Todo estaba ya silencioso en la posada cuando Flavio, bajando al jardín, lo mismo que la noche anterior, se dirigió hacia la quinta.
El cielo estaba encapotado, empezaba a desprenderse de las nubes una lluvia fina y penetrante, y apenas en medio de la oscuridad de la noche podía distinguirse el camino.

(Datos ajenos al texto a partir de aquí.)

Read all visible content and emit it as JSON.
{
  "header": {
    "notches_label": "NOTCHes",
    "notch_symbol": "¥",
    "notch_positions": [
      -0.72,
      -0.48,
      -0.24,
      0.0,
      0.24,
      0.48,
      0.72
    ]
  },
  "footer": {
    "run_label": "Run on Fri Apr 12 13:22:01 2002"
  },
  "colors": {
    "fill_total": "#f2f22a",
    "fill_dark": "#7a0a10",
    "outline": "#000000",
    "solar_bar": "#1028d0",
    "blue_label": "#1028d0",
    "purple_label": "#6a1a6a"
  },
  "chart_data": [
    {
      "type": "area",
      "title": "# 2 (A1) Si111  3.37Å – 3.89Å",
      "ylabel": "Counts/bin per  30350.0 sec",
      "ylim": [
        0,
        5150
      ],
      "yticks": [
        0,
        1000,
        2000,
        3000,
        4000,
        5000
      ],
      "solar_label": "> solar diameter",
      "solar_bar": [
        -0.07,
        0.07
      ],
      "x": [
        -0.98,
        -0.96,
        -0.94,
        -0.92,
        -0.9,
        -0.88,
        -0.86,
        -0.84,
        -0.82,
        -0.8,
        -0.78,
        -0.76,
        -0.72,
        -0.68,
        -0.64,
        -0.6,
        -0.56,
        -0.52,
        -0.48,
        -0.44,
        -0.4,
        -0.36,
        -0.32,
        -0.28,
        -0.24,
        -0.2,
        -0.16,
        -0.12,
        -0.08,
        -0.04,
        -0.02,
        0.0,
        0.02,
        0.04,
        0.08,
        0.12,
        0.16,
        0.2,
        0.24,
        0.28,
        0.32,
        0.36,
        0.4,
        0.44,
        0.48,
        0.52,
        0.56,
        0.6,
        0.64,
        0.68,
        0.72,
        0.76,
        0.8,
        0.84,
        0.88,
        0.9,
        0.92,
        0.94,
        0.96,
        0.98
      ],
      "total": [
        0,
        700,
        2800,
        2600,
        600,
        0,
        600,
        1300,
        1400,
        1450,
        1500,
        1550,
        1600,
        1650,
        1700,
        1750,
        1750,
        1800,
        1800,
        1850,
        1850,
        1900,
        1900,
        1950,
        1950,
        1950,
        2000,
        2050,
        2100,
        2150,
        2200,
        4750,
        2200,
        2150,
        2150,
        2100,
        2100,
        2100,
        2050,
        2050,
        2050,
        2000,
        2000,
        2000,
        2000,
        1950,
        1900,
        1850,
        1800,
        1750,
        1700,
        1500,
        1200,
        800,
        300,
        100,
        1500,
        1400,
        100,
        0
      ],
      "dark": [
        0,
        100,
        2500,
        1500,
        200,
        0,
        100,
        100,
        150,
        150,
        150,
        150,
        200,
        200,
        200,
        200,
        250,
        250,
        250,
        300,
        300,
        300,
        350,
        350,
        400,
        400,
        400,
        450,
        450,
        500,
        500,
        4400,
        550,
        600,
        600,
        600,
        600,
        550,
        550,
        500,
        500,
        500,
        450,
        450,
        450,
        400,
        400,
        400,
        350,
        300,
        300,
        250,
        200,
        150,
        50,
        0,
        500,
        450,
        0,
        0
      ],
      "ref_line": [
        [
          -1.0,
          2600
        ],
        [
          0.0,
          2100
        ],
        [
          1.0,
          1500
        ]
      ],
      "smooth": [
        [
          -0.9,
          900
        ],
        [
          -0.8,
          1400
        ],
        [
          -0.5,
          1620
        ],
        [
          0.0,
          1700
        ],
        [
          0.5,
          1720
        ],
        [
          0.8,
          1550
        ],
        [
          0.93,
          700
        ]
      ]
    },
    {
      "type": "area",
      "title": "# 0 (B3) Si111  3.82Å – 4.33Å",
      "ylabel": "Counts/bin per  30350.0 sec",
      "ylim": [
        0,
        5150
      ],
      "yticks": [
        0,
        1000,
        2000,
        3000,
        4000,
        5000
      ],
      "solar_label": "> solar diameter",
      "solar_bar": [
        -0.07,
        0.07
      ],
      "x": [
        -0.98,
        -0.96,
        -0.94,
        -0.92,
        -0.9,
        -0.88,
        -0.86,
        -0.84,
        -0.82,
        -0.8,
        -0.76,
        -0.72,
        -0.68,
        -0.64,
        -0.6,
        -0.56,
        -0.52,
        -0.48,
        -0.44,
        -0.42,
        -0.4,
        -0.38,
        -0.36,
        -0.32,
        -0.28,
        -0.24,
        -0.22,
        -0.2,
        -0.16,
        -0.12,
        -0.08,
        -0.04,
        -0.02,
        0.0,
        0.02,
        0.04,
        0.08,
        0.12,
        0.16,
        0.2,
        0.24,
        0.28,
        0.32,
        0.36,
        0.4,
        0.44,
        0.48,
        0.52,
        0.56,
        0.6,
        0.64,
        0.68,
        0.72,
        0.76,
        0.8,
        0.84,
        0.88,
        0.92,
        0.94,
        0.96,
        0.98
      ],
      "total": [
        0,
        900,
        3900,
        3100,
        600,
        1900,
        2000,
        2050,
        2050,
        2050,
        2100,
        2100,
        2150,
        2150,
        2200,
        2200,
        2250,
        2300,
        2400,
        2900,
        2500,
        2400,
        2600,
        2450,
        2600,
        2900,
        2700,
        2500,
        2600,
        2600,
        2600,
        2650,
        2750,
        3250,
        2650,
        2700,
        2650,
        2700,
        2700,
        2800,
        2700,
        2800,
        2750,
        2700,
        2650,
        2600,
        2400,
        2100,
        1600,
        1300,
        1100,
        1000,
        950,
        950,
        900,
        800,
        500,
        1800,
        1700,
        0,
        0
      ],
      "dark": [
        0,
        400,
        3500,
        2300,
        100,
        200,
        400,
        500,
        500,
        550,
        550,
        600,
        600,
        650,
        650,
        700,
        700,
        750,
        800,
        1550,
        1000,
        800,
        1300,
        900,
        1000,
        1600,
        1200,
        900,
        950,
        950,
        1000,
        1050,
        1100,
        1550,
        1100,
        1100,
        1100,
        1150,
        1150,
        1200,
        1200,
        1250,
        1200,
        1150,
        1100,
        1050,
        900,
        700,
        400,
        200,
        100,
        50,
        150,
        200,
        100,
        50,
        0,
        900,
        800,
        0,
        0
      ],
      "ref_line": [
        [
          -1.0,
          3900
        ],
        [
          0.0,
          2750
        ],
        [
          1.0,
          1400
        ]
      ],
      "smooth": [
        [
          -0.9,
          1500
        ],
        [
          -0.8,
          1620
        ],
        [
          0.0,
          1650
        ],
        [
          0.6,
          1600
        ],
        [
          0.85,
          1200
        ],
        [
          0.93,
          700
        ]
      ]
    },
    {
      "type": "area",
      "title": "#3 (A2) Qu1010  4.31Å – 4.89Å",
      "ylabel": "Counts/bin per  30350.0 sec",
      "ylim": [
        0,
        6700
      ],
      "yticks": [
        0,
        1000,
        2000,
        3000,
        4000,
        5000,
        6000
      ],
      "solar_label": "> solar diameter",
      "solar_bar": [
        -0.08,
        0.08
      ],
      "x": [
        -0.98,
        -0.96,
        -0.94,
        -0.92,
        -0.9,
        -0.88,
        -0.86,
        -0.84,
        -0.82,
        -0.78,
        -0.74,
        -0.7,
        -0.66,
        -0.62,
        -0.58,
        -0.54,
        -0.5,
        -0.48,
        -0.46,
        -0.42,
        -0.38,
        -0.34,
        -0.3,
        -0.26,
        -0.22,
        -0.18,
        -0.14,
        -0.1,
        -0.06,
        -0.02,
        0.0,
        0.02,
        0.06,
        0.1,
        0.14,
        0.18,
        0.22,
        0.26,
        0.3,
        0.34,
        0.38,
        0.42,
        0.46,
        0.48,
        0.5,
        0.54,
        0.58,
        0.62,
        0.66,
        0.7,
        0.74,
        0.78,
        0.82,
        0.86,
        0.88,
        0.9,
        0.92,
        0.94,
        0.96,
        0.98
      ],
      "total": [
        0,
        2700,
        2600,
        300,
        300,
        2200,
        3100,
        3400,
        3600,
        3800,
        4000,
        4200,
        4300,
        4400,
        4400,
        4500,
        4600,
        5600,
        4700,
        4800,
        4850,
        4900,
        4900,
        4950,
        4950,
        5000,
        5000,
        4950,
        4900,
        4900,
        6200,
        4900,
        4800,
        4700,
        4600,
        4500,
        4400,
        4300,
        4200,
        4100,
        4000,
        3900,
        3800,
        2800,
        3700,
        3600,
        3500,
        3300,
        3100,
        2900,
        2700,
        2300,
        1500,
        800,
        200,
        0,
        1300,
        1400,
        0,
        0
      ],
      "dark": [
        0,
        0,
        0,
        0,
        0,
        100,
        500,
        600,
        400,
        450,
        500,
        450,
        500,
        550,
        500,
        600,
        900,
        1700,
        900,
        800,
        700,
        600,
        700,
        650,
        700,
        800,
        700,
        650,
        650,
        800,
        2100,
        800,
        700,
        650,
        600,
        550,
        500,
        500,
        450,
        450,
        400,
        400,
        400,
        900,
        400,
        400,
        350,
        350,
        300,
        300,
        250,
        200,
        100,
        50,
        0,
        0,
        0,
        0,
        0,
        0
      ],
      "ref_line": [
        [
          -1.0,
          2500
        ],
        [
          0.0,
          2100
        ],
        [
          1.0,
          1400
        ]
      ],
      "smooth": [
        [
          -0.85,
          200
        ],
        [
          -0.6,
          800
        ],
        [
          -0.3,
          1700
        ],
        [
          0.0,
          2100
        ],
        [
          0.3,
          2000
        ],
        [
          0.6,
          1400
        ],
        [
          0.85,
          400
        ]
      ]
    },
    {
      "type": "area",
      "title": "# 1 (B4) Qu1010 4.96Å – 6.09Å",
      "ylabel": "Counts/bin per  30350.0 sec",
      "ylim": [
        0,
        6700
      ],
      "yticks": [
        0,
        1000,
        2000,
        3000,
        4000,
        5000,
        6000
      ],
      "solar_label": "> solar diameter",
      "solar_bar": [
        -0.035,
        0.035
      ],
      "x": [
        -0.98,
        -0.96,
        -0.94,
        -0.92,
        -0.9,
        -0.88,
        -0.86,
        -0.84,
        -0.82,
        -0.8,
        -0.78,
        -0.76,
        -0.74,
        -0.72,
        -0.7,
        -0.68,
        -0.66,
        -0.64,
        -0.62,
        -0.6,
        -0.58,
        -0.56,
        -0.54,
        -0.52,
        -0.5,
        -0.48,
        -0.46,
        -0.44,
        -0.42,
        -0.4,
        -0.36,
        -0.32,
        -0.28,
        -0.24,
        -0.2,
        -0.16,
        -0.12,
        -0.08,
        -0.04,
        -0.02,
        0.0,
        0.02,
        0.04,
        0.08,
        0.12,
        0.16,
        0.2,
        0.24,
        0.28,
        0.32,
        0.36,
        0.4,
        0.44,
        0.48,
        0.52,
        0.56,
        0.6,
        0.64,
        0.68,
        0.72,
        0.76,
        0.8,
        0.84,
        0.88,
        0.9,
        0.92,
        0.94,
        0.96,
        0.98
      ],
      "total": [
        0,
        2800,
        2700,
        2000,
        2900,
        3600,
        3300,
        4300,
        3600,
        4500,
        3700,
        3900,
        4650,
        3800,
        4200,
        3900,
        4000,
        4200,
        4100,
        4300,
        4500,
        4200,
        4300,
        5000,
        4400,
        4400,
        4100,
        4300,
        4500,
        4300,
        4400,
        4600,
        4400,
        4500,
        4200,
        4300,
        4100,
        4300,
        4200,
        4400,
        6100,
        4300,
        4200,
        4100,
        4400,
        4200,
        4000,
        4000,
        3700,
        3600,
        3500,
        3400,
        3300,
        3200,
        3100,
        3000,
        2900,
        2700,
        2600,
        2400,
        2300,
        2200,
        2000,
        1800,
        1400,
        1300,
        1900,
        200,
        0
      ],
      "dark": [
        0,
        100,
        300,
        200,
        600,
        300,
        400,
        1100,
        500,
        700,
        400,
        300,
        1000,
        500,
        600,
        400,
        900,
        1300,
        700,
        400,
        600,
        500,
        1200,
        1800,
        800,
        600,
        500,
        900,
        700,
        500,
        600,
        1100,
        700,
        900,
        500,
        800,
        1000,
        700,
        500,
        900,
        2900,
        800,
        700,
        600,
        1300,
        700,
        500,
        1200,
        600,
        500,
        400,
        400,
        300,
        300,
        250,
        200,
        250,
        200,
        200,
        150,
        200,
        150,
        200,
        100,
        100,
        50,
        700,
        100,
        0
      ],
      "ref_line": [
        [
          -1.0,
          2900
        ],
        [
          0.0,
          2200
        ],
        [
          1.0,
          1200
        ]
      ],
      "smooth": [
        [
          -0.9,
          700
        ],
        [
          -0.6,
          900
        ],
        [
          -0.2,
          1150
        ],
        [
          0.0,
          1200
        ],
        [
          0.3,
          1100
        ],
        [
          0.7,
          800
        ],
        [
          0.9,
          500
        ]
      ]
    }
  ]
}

El viento azotaba con furia el rostro del viajero; mugía entre los árboles, y era más grave y rotundo el murmullo que formaban las aguas del río, próximas a desbordarse por los campos. Pero Flavio siguió impávido su camino, como si la noche estuviese tan tranquila y serena como una alborada de mayo.
Y, en efecto, ninguna voz sepulcral llegó a su oído entre el sordo rumor del viento, ningún fantasma le detuvo en su camino; pero cuando después de saltar la muralla se halló en el bosque de la quinta, le pareció que una figura humana se movía arrimada a una de las paredes de la casa.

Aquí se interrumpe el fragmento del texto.